現在の茨木小学校一帯が城址(本丸跡)といわれ、 小学校には現在、慈光院に移築された茨木城櫓門を復元した校門が建てられている。この門を入ったところには茨木城址の石碑が建っている。又、茨木城搦手門は茨木神社(大阪府茨木市元町)に移築されている。


茨木城は東西約200m、南北約300mで、東・南・北にも縦横に堀をめぐらした平城であったが、 現在城の遺構は残っていない。唯一現存する貴重な遺構は、大和郡山市にある片桐家ゆかりの慈光院の楼門と、茨木神社の搦手門だけである。


今ではなくなったが茨木名物の片桐最中があり、茨木城主といえば賤ヶ岳七本槍の一人片桐且元(かたぎりかつもと)と思いこんでいたが、弟が実質的な城主であったようである。
それでも桐の並木道なんがあり「桐一葉落ちて天下の秋を知る」との句を詠んだ片桐且元且ついて書かれた小説・坪内逍遥の『桐一葉』はあまりにも有名で、茨木市役所には片桐且元の像なんかも置いてあるある。

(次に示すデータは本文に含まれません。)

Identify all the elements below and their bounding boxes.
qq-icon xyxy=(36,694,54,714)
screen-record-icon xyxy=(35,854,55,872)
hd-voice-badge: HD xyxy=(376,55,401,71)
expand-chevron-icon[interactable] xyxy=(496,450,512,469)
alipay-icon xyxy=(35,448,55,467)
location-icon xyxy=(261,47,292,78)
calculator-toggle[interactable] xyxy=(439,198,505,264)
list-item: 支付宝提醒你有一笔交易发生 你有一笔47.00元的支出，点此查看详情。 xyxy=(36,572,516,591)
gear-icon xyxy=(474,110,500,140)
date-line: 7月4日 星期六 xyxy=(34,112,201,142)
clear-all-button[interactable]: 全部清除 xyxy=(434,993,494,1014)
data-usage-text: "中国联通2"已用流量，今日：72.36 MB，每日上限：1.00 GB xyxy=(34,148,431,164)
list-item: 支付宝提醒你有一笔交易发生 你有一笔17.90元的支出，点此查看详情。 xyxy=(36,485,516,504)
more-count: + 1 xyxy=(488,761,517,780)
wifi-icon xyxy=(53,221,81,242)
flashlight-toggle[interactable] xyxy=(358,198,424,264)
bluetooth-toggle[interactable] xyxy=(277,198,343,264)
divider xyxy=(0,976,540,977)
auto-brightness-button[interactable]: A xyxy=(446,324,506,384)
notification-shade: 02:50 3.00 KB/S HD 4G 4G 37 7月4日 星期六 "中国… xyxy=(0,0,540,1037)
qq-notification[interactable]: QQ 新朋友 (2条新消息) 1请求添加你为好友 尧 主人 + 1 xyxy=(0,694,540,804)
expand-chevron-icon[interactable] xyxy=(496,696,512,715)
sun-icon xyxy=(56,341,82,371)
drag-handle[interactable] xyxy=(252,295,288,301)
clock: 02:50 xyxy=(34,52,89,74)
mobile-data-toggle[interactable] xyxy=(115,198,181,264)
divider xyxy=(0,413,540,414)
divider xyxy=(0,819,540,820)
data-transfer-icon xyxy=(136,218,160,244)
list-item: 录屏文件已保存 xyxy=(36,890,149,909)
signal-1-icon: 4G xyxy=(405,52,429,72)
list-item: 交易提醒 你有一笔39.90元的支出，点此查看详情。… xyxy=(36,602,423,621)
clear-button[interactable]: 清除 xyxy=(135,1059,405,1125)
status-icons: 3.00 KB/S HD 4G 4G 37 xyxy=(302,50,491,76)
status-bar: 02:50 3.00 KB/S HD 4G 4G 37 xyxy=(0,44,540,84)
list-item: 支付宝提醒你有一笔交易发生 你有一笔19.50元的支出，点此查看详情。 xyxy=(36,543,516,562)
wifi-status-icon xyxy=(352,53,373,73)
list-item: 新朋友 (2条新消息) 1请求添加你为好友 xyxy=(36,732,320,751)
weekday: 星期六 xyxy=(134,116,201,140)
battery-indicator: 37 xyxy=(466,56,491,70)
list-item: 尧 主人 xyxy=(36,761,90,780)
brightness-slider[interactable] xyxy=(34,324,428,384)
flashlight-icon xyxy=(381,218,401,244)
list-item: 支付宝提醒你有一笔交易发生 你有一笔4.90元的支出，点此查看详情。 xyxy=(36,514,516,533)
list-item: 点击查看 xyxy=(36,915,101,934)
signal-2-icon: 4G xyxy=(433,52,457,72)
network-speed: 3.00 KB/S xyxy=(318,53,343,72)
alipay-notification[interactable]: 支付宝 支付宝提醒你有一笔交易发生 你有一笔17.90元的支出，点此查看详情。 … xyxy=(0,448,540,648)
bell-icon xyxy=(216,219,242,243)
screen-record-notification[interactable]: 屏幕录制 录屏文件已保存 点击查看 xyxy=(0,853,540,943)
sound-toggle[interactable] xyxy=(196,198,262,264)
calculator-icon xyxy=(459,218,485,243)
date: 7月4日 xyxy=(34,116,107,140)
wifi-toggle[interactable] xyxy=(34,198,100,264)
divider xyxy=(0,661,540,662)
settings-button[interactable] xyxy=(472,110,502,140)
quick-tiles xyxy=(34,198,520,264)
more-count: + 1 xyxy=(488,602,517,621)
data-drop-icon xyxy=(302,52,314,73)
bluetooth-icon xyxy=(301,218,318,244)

中村博司という人が「よみがえる茨木城」という本を書いている。目次としては「論考編(戦国・信長時代の茨木の町と茨木氏/ 豊臣秀吉と茨木城/ 茨木城の機能と構造/ 茨木城・城下町の復元案と廃城の経過/ 摂津国茨木の空間構造と交通路)/ 史料編(茨木町故事雑記/ 東摂城址図誌)」となっていて、茨木城について詳しく書かれているようなので一度読んでみようと思っている。
この中で、茨木城・城下町の復元案は豊田裕章という人が作った復元模型を参考資料としている。幻の茨木城と城下町をおぼろげにも想像できるのは嬉しいことである。